Hypertrophic Cardiomyopathy NGS Panel

This panel of 24 genes is intended for patients with a diagnosis or clinical suspicion of Hypertrophic Cardiomyopathy and is performed by Next Generation Sequencing (NGS). It is a molecular test useful to confirm the diagnosis and to identify the disease causing mutations within a family to allow for carrier testing and prenatal diagnosis.

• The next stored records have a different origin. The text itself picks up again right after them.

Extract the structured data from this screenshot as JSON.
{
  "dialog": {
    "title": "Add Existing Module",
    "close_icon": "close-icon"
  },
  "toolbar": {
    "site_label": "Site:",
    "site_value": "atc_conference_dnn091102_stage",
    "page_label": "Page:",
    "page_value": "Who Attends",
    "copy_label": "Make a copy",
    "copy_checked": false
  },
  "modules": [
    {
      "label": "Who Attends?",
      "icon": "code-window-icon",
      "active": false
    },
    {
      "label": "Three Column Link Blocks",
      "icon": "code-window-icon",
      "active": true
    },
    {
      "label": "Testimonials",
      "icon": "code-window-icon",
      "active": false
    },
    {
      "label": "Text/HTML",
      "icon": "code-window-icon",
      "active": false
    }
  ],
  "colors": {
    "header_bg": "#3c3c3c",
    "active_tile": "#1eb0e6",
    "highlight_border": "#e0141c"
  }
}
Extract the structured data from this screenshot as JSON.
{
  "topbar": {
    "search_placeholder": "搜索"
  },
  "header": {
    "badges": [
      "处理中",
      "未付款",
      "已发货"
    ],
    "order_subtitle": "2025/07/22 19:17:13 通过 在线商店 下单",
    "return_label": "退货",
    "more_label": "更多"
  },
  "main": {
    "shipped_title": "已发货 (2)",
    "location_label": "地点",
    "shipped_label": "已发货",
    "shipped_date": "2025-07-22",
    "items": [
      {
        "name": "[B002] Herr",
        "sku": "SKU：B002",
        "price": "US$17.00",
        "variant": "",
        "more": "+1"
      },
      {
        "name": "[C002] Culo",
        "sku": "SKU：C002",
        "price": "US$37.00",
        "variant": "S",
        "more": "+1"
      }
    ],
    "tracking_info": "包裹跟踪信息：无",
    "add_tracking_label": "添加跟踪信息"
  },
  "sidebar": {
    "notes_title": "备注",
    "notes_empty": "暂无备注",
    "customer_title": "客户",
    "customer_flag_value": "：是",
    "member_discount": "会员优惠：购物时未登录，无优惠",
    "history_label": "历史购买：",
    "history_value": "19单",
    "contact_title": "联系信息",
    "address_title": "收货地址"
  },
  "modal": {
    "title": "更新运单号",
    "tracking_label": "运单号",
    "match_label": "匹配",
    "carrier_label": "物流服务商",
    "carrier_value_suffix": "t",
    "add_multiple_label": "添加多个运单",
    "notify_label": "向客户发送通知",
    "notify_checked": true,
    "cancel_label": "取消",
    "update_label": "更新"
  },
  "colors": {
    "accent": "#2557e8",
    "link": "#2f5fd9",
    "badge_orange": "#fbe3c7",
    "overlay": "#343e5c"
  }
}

This analysis is a subpanel of the NGS Cardiac Panel.

Turnaround Time

8 weeks

CPT Code(s)

81439

Cost

$3,000

Genes

• Hypertrophic Cardiomyopathy
• Fabry Disease
• Noonan syndrome
• LEOPARD Syndrome
• Atrial septal defect
• Dilated cardiomyopathy
• Left Ventricular Noncompaction 4
• Danon Disease
• Laing distal myopathy
• Glycogen storage disease
• Wolff-Parkinson-White syndrome
• Amyloidosis

Familial hypertrophic cardiomyopathy (HCM) is associated with the thickening of the cardiac muscle between chambers of the heart. This thickening leads to reduced or inefficient blood flow and can either cause a heart murmur or other symptoms of the condition including chest pain, dyspnea, palpitations, and syncope. Individuals with HCM can also present with sudden death, and this condition has been associated with sudden death in young individuals and athletes. Typically, onset of HCM occurs in adolescence, but it can develop at any age. HCM is primarily inherited in an autosomal dominant manner, but autosomal recessive and X-linked forms occur as well. This panel consists of 24 genes that are associated with this condition.

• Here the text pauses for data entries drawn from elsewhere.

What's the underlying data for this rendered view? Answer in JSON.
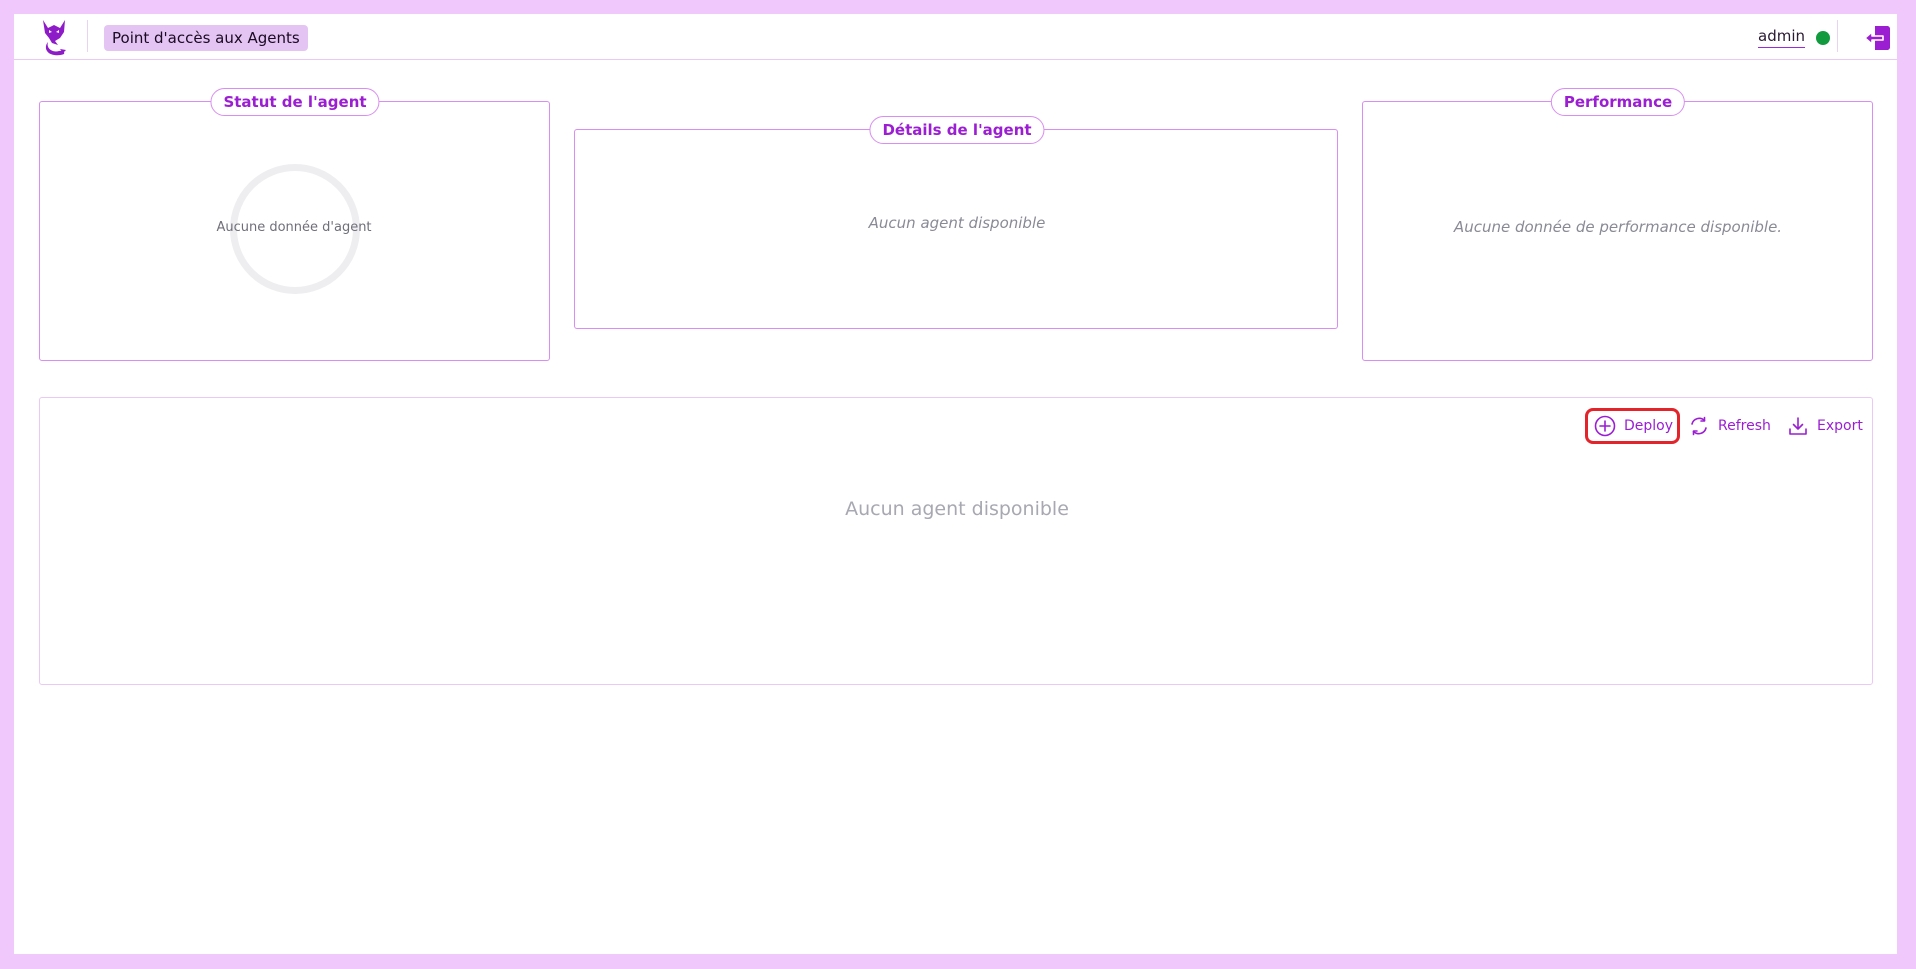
{
  "header": {
    "nav_label": "Point d'accès aux Agents",
    "user_name": "admin",
    "status_color": "#129a3f",
    "accent_color": "#9b1ed2"
  },
  "cards": {
    "status": {
      "title": "Statut de l'agent",
      "empty_text": "Aucune donnée d'agent"
    },
    "details": {
      "title": "Détails de l'agent",
      "empty_text": "Aucun agent disponible"
    },
    "performance": {
      "title": "Performance",
      "empty_text": "Aucune donnée de performance disponible."
    }
  },
  "toolbar": {
    "deploy_label": "Deploy",
    "refresh_label": "Refresh",
    "export_label": "Export"
  },
  "agents_panel": {
    "empty_text": "Aucun agent disponible"
  },
  "icons": {
    "logo": "fox-logo-icon",
    "logout": "logout-icon",
    "deploy": "plus-circle-icon",
    "refresh": "refresh-icon",
    "export": "download-icon"
  }
}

Next Generation Sequencing

The current design of this panel covers all genes and the flanking intronic sequences. This method allows for analysis of greater than 98% of the targeted sequence for the detection of nucleotide substitutions and small deletions and duplications. Large deletions and duplications will not be detected by this panel. Mutations and variants identified on the panel are confirmed with Sanger sequencing. All novel and apparently pathogenic changes are reported when found within the coding region as well as within 10 basepairs of each intron/exon boundary for each gene. Promoter and 3' untranslated sequences are not included in the current analysis. It should be noted that the current protocol is not specifically designed to detect copy number alterations and single exon deletions may require additional follow-up to determine whether or not they represent technical artifacts. We recommend further array-based testing to more accurately address the concerns of dosage alterations. The Cytogenetic Laboratory at GGC offers a high resolution whole genome SNP microarray. The GGC Diagnostic Laboratory Directors are available for further consultation regarding the limitations of the NGS and array testing procedures.

The preferred sample type is 3-5 ml of peripheral blood collected in an EDTA (purple top) tube. Extracted DNA and saliva are also accepted for this test. Saliva samples must be submitted in an approved saliva kit. Contact the lab to receive a saliva kit or to have one sent to your patient.

The specimen should be kept at room temperature and delivered via overnight shipping. If shipment is delayed by one or two days, the specimen should be refrigerated and shipped at room temperature. Do not freeze the specimen. Samples collected on Friday can be safely designated for Monday delivery.

If the pathogenic mutation(s) are identified in an affected individual using this panel, prenatal diagnosis is available for future pregnancies. Sanger sequencing will be used for prenatal diagnosis when there is a known familial mutation. Additional fees for cell culture and maternal cell contamination may apply. Maternal cell contamination studies are required for all prenatal molecular tests. Contact the laboratory prior to sending a prenatal specimen.